Willis com Michelle White, mãe de três filhos que passou por 13 tipos diferentes de procedimentos cardíacos (Fio BHF/PA)

“Fomos informados de que ele tinha um pequeno defeito cardíaco que não exigiria cirurgia e que se corrigiria, para sermos informados de que sem uma cirurgia cardíaca aberta ele não sobreviveria. Nós simplesmente quebramos e não conseguimos processar nada.”

Após uma operação bem-sucedida, Leo recebeu alta do hospital dois dias antes do Natal, embora possa precisar de nova cirurgia.

A Sra. White, 48 anos, de Manchester, sofre de uma válvula cardíaca com defeito.

Seu coração aumentou de tamanho e ela passou por duas operações de coração aberto para reparar a válvula.

Como resultado, ela desenvolveu vários ritmos cardíacos anormais e instalou um marca-passo. Ela também sofreu vários derrames, mas agora foi informada que seu coração está funcionando bem devido ao tratamento.

Ela disse: “Não vou deixar o medo me definir. Estou fazendo as coisas passo a passo, permanecendo positiva e sinto que estou em um novo capítulo onde posso me concentrar no que realmente importa.”

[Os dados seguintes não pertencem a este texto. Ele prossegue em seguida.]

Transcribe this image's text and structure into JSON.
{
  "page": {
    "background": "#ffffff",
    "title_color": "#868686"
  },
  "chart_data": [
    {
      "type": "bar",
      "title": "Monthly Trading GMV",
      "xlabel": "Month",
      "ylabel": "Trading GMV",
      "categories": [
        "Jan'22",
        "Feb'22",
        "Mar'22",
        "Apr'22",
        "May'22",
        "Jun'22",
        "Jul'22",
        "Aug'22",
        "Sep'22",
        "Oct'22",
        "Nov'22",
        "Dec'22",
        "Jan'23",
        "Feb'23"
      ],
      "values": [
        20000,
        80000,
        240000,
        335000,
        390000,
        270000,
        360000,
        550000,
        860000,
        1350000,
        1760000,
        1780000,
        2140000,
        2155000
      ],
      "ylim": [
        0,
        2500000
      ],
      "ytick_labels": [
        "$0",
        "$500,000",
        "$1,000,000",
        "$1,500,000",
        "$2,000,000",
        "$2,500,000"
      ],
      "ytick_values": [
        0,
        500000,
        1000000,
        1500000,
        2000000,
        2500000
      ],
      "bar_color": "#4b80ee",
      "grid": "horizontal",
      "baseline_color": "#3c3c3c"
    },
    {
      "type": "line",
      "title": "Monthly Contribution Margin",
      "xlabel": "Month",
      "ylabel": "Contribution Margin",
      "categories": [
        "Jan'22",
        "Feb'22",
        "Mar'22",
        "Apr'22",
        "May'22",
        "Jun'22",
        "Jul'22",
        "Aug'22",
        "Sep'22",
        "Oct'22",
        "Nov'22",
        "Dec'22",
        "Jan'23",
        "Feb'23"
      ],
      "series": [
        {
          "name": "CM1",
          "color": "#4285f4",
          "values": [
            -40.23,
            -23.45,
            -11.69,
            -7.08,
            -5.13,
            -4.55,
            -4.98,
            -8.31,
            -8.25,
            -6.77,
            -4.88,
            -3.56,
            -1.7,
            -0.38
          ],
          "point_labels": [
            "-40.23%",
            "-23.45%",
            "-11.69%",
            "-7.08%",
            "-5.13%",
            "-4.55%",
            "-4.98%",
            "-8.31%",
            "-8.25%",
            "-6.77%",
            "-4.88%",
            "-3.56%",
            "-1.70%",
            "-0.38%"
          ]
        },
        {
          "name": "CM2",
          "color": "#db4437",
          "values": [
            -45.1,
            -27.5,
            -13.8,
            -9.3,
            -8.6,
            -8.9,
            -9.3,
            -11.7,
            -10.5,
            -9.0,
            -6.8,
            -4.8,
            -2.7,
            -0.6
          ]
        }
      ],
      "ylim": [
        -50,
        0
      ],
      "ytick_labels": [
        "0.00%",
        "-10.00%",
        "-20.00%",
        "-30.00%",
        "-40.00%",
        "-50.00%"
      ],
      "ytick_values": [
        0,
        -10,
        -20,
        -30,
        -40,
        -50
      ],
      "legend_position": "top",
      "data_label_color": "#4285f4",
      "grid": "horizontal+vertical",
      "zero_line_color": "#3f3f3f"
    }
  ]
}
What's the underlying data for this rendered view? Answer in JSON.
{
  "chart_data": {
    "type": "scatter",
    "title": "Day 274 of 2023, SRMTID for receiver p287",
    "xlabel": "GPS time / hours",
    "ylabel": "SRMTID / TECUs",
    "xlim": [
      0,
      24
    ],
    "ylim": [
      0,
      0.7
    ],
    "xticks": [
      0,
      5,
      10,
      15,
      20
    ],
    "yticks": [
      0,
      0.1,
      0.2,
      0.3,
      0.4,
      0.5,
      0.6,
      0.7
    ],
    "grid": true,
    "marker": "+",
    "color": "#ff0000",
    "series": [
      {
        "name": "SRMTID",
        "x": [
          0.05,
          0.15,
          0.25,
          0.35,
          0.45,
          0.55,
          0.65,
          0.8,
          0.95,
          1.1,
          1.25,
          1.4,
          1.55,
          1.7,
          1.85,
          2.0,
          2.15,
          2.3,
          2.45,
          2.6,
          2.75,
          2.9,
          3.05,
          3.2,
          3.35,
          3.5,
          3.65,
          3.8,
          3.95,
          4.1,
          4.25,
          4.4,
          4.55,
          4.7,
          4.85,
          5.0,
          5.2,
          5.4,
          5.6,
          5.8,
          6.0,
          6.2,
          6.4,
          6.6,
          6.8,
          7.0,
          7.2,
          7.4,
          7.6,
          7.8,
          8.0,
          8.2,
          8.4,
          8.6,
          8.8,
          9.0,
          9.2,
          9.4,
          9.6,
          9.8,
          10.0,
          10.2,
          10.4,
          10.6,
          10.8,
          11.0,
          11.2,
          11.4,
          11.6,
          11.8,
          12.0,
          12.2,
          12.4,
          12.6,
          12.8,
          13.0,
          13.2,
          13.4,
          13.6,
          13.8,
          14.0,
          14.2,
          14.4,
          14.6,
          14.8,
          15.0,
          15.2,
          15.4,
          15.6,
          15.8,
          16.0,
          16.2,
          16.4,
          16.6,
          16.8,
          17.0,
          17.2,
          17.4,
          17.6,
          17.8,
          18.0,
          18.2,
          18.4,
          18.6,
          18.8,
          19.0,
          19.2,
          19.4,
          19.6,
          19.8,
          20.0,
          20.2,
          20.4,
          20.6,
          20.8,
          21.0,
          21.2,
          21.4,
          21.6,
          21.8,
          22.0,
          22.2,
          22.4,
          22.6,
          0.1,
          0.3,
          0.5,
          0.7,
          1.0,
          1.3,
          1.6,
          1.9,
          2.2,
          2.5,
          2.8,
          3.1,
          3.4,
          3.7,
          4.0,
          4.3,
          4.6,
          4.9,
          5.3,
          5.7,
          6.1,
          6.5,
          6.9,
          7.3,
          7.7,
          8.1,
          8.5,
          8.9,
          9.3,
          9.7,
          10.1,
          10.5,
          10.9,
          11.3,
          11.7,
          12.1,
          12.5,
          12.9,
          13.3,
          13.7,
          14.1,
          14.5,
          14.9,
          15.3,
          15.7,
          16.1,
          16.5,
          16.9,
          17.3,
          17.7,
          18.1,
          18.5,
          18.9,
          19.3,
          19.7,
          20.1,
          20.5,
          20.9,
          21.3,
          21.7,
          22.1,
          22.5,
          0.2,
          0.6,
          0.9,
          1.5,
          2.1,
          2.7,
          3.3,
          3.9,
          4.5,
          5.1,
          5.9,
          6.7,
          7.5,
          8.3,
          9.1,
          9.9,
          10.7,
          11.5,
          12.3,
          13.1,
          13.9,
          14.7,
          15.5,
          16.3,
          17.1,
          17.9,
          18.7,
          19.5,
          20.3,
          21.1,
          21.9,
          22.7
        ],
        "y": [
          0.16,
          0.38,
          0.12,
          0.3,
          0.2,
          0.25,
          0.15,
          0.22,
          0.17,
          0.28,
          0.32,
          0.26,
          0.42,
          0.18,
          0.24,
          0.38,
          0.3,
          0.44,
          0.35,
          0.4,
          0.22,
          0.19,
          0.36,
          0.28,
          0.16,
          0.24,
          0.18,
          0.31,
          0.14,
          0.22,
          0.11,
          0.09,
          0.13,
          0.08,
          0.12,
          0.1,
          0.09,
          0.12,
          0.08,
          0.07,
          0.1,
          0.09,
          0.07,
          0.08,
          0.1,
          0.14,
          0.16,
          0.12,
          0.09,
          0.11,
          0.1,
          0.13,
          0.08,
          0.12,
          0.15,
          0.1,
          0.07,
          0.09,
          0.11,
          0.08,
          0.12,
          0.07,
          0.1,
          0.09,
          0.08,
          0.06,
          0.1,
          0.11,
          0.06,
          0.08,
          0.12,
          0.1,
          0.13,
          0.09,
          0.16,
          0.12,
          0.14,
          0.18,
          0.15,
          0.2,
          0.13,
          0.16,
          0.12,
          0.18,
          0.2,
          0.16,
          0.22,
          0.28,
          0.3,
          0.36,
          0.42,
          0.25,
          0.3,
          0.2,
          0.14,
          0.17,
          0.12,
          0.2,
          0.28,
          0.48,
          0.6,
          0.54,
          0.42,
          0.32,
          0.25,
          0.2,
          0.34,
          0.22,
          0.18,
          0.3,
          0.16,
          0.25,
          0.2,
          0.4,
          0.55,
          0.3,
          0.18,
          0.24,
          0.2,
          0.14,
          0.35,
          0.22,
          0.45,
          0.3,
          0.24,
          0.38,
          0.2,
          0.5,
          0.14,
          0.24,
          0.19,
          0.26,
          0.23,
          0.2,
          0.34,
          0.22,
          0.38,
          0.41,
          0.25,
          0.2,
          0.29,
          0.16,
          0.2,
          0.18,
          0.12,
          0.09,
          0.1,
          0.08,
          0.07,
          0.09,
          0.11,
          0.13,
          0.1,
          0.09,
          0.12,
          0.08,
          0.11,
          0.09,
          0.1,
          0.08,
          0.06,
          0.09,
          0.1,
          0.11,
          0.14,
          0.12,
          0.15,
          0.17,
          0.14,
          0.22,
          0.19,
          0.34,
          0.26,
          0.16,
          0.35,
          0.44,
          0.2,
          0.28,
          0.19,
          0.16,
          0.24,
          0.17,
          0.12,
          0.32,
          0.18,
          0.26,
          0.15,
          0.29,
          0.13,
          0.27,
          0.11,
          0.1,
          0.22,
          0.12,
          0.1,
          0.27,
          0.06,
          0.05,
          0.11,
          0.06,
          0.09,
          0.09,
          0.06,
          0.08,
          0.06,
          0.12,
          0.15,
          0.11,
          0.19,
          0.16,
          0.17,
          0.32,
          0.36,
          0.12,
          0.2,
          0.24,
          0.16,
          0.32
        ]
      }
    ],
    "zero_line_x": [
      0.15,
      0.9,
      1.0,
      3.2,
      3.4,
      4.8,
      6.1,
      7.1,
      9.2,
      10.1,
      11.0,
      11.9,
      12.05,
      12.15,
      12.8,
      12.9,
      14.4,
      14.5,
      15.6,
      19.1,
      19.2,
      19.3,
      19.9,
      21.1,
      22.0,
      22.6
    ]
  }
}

A Dra. Charmaine Griffiths, executiva-chefe da BHF, incentivou as pessoas a doarem para pesquisas que salvam vidas, acrescentando: “Estamos extremamente gratos a Emma, ​​Aimee, Leo e Michelle por compartilharem abertamente suas experiências de viver com problemas cardíacos.

“As histórias deles enviam uma mensagem poderosa de que as doenças cardiovasculares podem afetar qualquer pessoa e que não há problema em falar sobre a saúde do coração.

“Nossos 65 bancos vermelhos icônicos da BHF estão criando espaços que celebram sobreviventes da vida actual e permitem que as pessoas falem sobre suas experiências, mudando percepções e inspirando apoio para pesquisas que salvam e melhoram ainda mais vidas.”